Affordable Housing Advocates Protest Outside Landlord Symposium

Affordable Housing Advocates Protest Outside Landlord Symposium
Advocates for affordable housing hold signs with "Affordable Housing Not Luxury Housing" outside the Roosevelt Hotel during a landlord symposium Tuesday, March 4, 2014. (Allen Xie)
Holly Kellum
3/6/2014
Updated:
3/7/2014

NEW YORK—Inside the plush and gilded conference room at the Roosevelt Hotel on Tuesday a group of real estate agents listen as a panel of experts talk about property laws, real estate trends, and best practices in the industry. 

Outside the hotel a smaller group of protesters pace the sidewalk, holding signs with slogans like “Stop Displacement Now” and “Affordable Housing Not Luxury Housing!”

“Big real estate has been the absolute most aggressive at removing affordable housing from the city stock of housing and making unbelievable profits in doing so,” said Brandon Kielbasa, a housing specialist with the tenant advocacy group, Cooper Square Committee. Cooper Square campaigns for environmental and affordable housing on the Lower East Side.

He says that “Big Real Estate” has been exploiting loopholes in the laws to make big profits, and at the residents’ expense. “I work with thousands of tenants each year on the Lower East Side who are being displaced from their community and many of them don’t have any place to go,” says Kielbasa.

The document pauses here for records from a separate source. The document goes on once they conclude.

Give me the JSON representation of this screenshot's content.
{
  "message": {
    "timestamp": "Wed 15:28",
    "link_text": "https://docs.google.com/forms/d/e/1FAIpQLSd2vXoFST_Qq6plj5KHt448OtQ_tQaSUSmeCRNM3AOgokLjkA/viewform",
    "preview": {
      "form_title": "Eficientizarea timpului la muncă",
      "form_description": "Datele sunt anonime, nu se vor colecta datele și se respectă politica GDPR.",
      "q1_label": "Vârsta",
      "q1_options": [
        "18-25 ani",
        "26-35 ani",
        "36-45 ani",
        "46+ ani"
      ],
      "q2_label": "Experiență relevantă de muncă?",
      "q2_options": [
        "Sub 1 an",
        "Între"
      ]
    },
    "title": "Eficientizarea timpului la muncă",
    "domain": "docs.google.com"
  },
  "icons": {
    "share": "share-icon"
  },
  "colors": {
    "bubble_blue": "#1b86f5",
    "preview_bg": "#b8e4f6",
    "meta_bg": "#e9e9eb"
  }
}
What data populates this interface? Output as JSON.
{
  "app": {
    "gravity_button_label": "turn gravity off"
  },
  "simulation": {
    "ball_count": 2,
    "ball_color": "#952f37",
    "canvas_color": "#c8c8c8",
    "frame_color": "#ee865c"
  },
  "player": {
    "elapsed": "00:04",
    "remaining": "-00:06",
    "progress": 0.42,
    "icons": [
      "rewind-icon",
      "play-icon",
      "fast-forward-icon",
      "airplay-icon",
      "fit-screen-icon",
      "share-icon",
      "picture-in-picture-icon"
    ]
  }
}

The symposium, “Landlords Schooling Landlords”, was sponsored by LandlordsNY, a membership-based networking group for the real estate industry. The keynote speaker, Joseph J Sitt, is chairman of Town Residential, a large brokerage firm in New York, and the President and CEO of Thor Equities, an international real estate development company.

Sitt says he is concerned about affordable housing in the city, despite what protesters may think. “My particular issue is making sure we have more affordable housing stock,” he said. “People need to be able to live and work at all income levels in New York City.”

What is driving up prices in the City, he says, is the booming movie and tech business, and the fact that the average Joe has more money is his pocket. International instability, Sitt says, also plays a role.

“If you’re from booming countries like China or Russia with tremendous wealth, you say to yourself ‘Well, I’m a little scared. What happens if the regime changes?’ What happens if the government authorities come down?’”

If anything comes down, investors from these countries want to make sure their money is in a safe place—a place like New York. 

The Association of Foreign Investors in Real Estate (AFIRE) has consistently ranked New York City as one of the best real estate investments in the US. New York City’s 2013 score hovered around 35 as compared with the second best investment City, San Francisco, at about 23.

Tale of Two Cities

“Mayor de Blasio campaigned with his “Tale of Two Cities” and this is what we’re talking about,” said Kielbasa.
The mayor made a campaign promise to create 200,000 new units of affordable housing over the next 10 years to combat soaring rental fees. While he does not have the ability to set a price ceiling on rents, he has a few other tools at his disposal. 

One not-so-popular proposal is to borrow $1 billion of the City’s $144 billion pension fund to build new residences. This proposal has largely been frowned upon because if that money is not collecting interest, it is not maximizing pensioners’ retirement funds.

Another idea he has talked about is inclusionary zoning, which would force developers to build affordable units, or make them give back to the city in some other way. He has also talked about protecting rent-stabilized units, something that the real estate industry has strongly opposed. 

“If we’re able to buy out stabilized tenants, we’ll buy them out and, a lot of times with stabilized tenants, you get yourself caught up into fights in landlord tenancy court,” said Michael Zampetti, a managing member at Slate Property Group which attended the symposium.

Kielbasa says for that to change, the fight will have to be taken to Albany. “That is absolutely where the fight needs to happen, [and] is going to happen in 2015. Tenants that you see here and thousands of others are piling into busses and going up to Albany and doing demonstrations around the city to strengthen the rent laws for the 2015 rent stabilization law renewal that is happening then.”

Holly Kellum is a special correspondent in New York.